一見魅力的な製品だが、果たして買って大丈夫といえるのか。製品チェックに秀でた識者が良しあしを一刀両断する。今回は、ボウルを浮かせて調理するというオーブンレンジを検証した。
※日経トレンディ2022年10月号の記事を再構成
●本体サイズ・重さ/幅487×奥行き399×高さ370ミリメートル(ハンドル部分除く)・17.5キログラム
●庫内容量/26リットル
●庫内寸法/幅378×奥行き309×高さ201ミリメートル
●レンジ出力/最大1000W
●オーブン温度/100〜250度
●年間消費電力量/73.4kWh/年
調理家電の“主役”ともいえるオーブンレンジに、象印マホービン(以下象印)が17年ぶりに再参入した。2022年9月に発売した「EVERINO ES-GT26」(実勢価格6万5780円・税込み、以下EVERINO)だ。近年のオーブンレンジでは、庫内容量が30リットル前後で過熱水蒸気によるスチーム調理ができる上位モデルばかりが注目されている。また売れ筋といえるのは4万円以下の低価格モデルだ。しかしEVERINOはそのどちらでもない。庫内容量は26リットルで、スチーム機能はないミドルクラスのオーブンレンジだ。
EVERINOの参入の経緯について同社は、「暮らしに欠かせないアイテムである『レンジ』を、またラインアップに追加したかった。05年以前は単機能レンジを手掛けていたが、それでは差別化が難しい。そこで、3〜4人のファミリー層をターゲットに、独自性を出したオーブンレンジを企画した」(象印マホービン 技術開発室商品企画担当の稗田雅則氏)と説明する。
レンジ+グリルの合わせ技で調理時間短縮を狙う
とはいえ、容量26リットルのオーブンレンジも各社しのぎを削る激戦区だ。後発である象印は、各社の売れ筋モデルの機能や、クチコミサイトやSNSなどでの評判を徹底的に調査したという。その結果、力を入れたのが調理時間の短縮を狙う「レジグリ」機能だ。

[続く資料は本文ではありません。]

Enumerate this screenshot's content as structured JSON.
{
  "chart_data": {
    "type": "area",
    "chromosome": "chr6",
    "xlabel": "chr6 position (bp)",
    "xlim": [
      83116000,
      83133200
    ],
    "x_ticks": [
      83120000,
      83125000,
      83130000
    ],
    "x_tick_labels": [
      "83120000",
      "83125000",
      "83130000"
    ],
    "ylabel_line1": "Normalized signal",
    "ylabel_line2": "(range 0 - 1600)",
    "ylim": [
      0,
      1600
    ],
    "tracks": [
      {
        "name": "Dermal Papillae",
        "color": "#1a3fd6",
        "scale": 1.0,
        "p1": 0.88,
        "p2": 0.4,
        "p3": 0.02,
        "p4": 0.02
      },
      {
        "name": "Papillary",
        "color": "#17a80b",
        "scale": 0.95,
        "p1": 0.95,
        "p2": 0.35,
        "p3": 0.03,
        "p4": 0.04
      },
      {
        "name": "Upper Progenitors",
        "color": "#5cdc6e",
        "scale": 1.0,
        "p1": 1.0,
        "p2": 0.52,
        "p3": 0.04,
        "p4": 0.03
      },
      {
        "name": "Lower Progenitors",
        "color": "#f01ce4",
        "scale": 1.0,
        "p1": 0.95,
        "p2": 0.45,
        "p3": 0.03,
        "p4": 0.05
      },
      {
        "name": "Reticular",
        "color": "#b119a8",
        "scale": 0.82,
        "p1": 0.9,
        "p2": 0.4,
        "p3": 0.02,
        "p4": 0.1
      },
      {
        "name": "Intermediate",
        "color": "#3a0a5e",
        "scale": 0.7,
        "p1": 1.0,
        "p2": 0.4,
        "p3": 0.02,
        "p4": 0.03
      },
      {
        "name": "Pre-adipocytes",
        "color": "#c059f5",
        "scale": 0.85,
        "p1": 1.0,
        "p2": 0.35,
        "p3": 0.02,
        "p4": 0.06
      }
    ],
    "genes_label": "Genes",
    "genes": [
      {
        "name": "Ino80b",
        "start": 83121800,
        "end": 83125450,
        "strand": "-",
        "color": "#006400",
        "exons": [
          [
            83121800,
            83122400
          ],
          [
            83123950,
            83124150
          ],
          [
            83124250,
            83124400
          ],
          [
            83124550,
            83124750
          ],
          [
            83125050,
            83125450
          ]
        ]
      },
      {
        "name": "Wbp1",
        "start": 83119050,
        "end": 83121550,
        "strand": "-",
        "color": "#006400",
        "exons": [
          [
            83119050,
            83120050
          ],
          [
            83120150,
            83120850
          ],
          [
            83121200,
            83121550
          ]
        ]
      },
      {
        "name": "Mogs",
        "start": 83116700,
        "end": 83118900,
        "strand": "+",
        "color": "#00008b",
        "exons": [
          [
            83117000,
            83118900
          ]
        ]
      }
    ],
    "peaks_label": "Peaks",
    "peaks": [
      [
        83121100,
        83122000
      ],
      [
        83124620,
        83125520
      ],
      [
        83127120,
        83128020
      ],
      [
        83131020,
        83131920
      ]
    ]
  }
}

通常は、電波(マイクロ波)を照射して温める電子レンジ機能と、庫内天面などのヒーターで焼くグリル機能は別々に使う。象印のレジグリ機能では、電子レンジで温めた後に自動でグリルに切り替えて焼き色を付けるなど、両機能を連携させることで調理時間を短縮する。この機能を搭載するために、付属の角皿は一般的な鉄製ではなく、レンジ利用が可能でマイクロ波を透過するセラミック製を採用している。
レンジ調理からグリルに自動で切り替えられる機能は三菱電機のオーブンレンジ「ZITANG RG-HS1」(17年発売)にもあったが、こちらは容量13リットルの小型モデル。26リットルクラスで搭載したのはEVERINOが業界初だ。
レジグリの時短効果がある料理の代表格がハンバーグ。レンジ加熱で中まで加熱した後、表面をグリルで焼くことで、より短時間で調理できる。実際にシャープの最上位機である「ヘルシオ AX-XA20」とEVERINOの2台で120グラムのハンバーグ2つを焼き比べてみた。どちらも内蔵メニュー「ハンバーグ」で調理したところ、基本的に過熱水蒸気機能を使用するシャープが約23分17秒かかったところ、象印は約13分で焼き上げられた。できたハンバーグの仕上がりも大差ないといえるレベルだ。シャープには副菜の同時調理ができるなどの利点はあるが、レジグリが時短になるのは間違いない。
他のメニューでも、ほとんどはレジグリの方が早く調理できたが、「鶏の照り焼き」では、シャープが約13分10秒で象印は16分15秒と、ややEVERINOが時間がかかった。レンジ加熱の時間が短い料理ほど、レジグリの時短効果が薄くなると感じた。
このレンジとグリルを組み合わせた調理機能の一つとして、揚げ物をおいしく温め直すという「サクレジ」も搭載する。市販の唐揚げやコロッケなどを角皿に載せて「サクレジ」ボタンを押すだけで、約6分間で衣をサクサク状態にして温められた。ただし、角皿にそのまま置く仕組みのため、天ぷらは落ちた油で裏面がべちゃっと濡れた感じになる。この点は、金網の上に置いて過熱水蒸気で温めるヘルシオの方が仕上がりが良い。